Cette annonce repose sur le constat que Jakarta doit faire face à trop de défis pour accomplir son rôle de capitale fonctionnelle. Jakarta est en effet très peuplée, de même que Java qui concentre 150 millions d’habitants (57% de la population du pays) et dont l’activité économique génère 58,5% du PIB. Cette pression démographique et économique entraîne de graves pressions sur l’eau (dont le pompage en raison d’un réseau public insuffisant est responsable de la subsidence des villes, et en premier lieu de Jakarta à raison d’une moyenne de 10 cm/an), sur les terrains (étalement urbain et construction à grande échelle conduisant à l’artificialisation des sols et le recul des espaces naturels et agricoles) et sur la qualité de l’air (trafic saturé à Jakarta qui en fait une des villes les plus polluées au monde).
Le gouvernement a l’ambition de faire de cette nouvelle capitale une ville intelligente, verte, attractive et durable.
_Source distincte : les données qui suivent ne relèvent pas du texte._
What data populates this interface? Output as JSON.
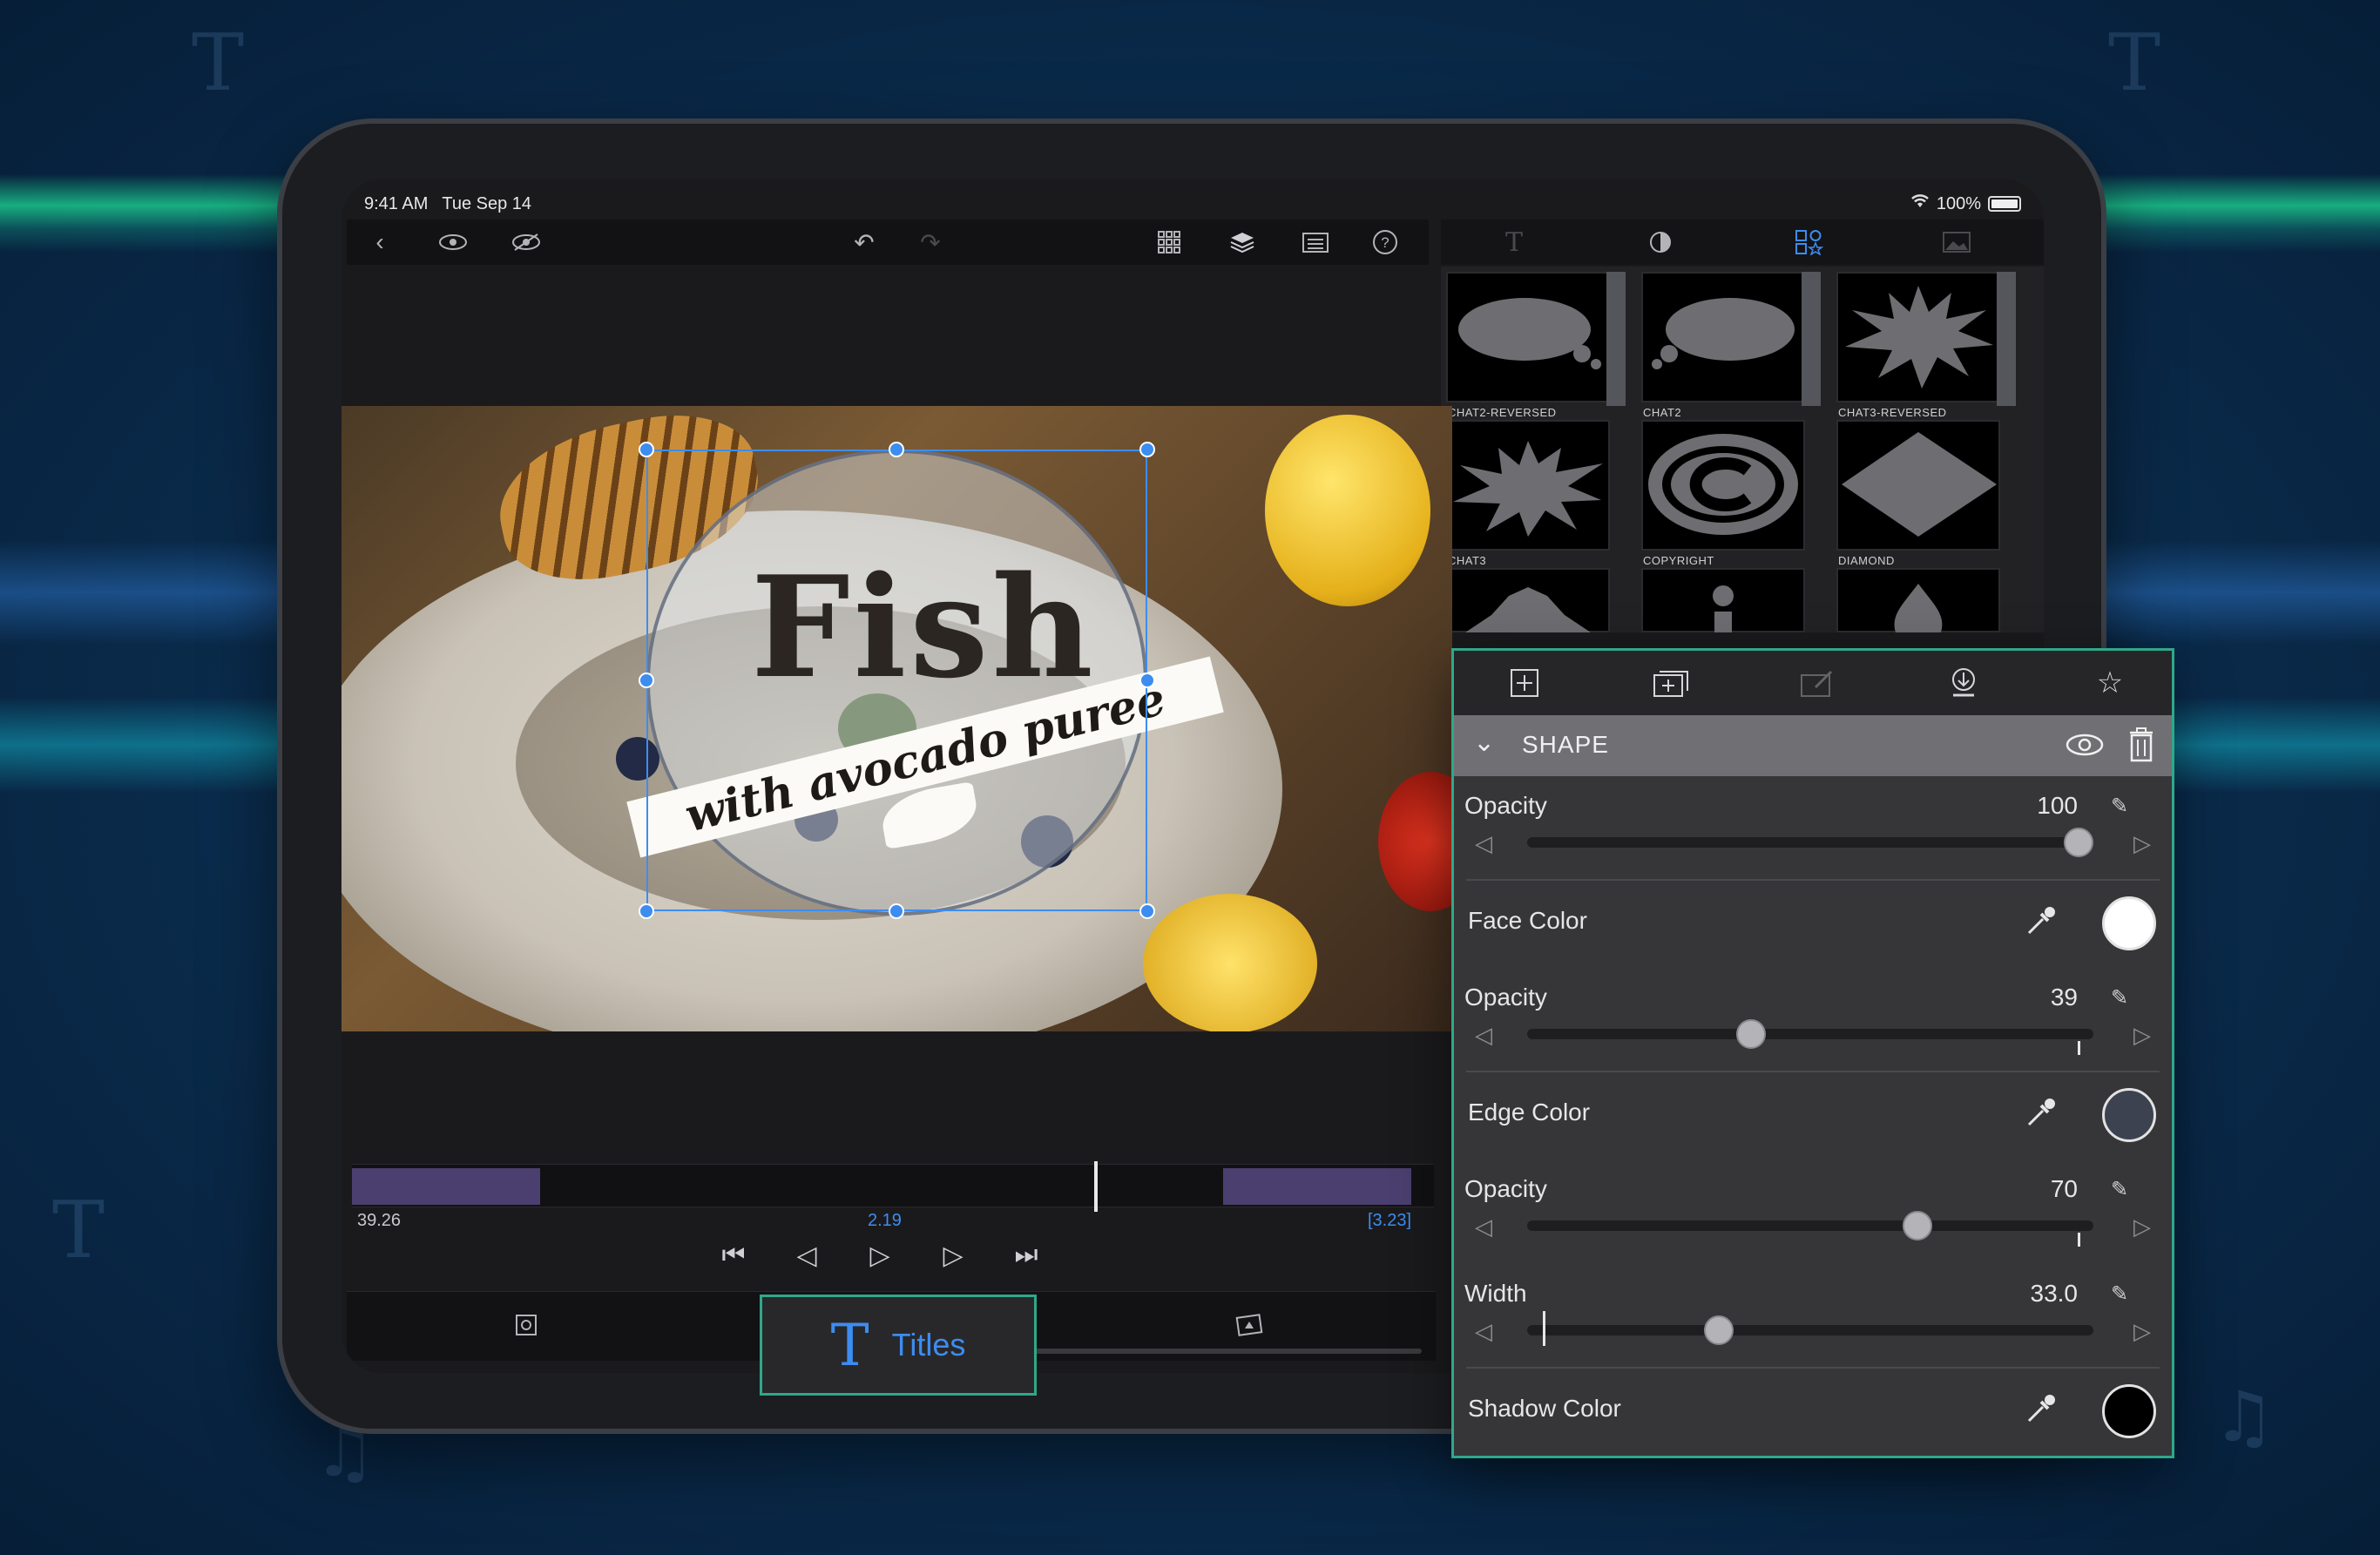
{
  "status": {
    "time": "9:41 AM",
    "date": "Tue Sep 14",
    "battery": "100%"
  },
  "toolbar": {
    "icons": [
      "back-icon",
      "eye-icon",
      "eye-hide-icon",
      "undo-icon",
      "redo-icon",
      "grid-icon",
      "layers-icon",
      "clipboard-icon",
      "help-icon"
    ]
  },
  "right_tabs": [
    "text-tab-icon",
    "color-tab-icon",
    "shapes-tab-icon",
    "image-tab-icon"
  ],
  "shapes": [
    {
      "name": "CHAT2-REVERSED"
    },
    {
      "name": "CHAT2"
    },
    {
      "name": "CHAT3-REVERSED"
    },
    {
      "name": "CHAT3"
    },
    {
      "name": "COPYRIGHT"
    },
    {
      "name": "DIAMOND"
    }
  ],
  "preview": {
    "title": "Fish",
    "subtitle": "with avocado puree"
  },
  "timeline": {
    "start": "39.26",
    "current": "2.19",
    "end": "[3.23]"
  },
  "bottom_tab": {
    "label": "Titles"
  },
  "panel": {
    "section": "SHAPE",
    "shape_opacity": {
      "label": "Opacity",
      "value": "100",
      "level": 1.0
    },
    "face_color": {
      "label": "Face Color",
      "color": "#ffffff"
    },
    "face_opacity": {
      "label": "Opacity",
      "value": "39",
      "level": 0.39
    },
    "edge_color": {
      "label": "Edge Color",
      "color": "#3c4250"
    },
    "edge_opacity": {
      "label": "Opacity",
      "value": "70",
      "level": 0.7
    },
    "width": {
      "label": "Width",
      "value": "33.0",
      "level": 0.33
    },
    "shadow_color": {
      "label": "Shadow Color",
      "color": "#000000"
    }
  }
}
Ainsi, la planification de la ville devra favoriser une mobilité propre (transports en commun, transports ferroviaires entre les centres urbains, mobilité électrique et modes doux, au détriment de la voiture), une consommation sobre en énergie (énergies renouvelables, efficacité énergétique) et la présence d’espaces verts et naturels sur la moitié de sa superficie. 180 000 ha ont été ainsi réservés par le gouvernement (la majorité lui appartenant).
De nombreuses mesures préalables à ce déménagement sont en cours :
- Le gouvernement et l’Assemblée nationale doivent tout d’abord réviser une dizaine de lois pour définir cette nouvelle ville comme la capitale, idéalement d’ici fin 2020.
- Le Bappenas doit également constituer une agence publique qui sera chargée de la planification et de la supervision de la construction de la ville, qui sera sous la tutelle directe du Président. Cette agence sera chargée des négociations avec les investisseurs (entreprises publiques et privées), y compris de la représentation de l’Etat dans les PPP, et de la gestion des actifs publics à Jakarta et dans la nouvelle capitale. Cette agence supervisera l’évolution du prix du foncier afin d’éviter la spéculation immobilière et les fraudes sur la propriété foncière.
- Enfin, l'impact écologique de ce déplacement et de la création de cette nouvelle ville est en cours d'examen par les autorités, plusieurs espaces naturels à la riche biodiversité à préserver étant à proximité de la zone envisagée pour la construction. Le gouvernement s'est montré rassurant sur la protection de ces espaces naturels, évoquant le concept de « ville dans la forêt ».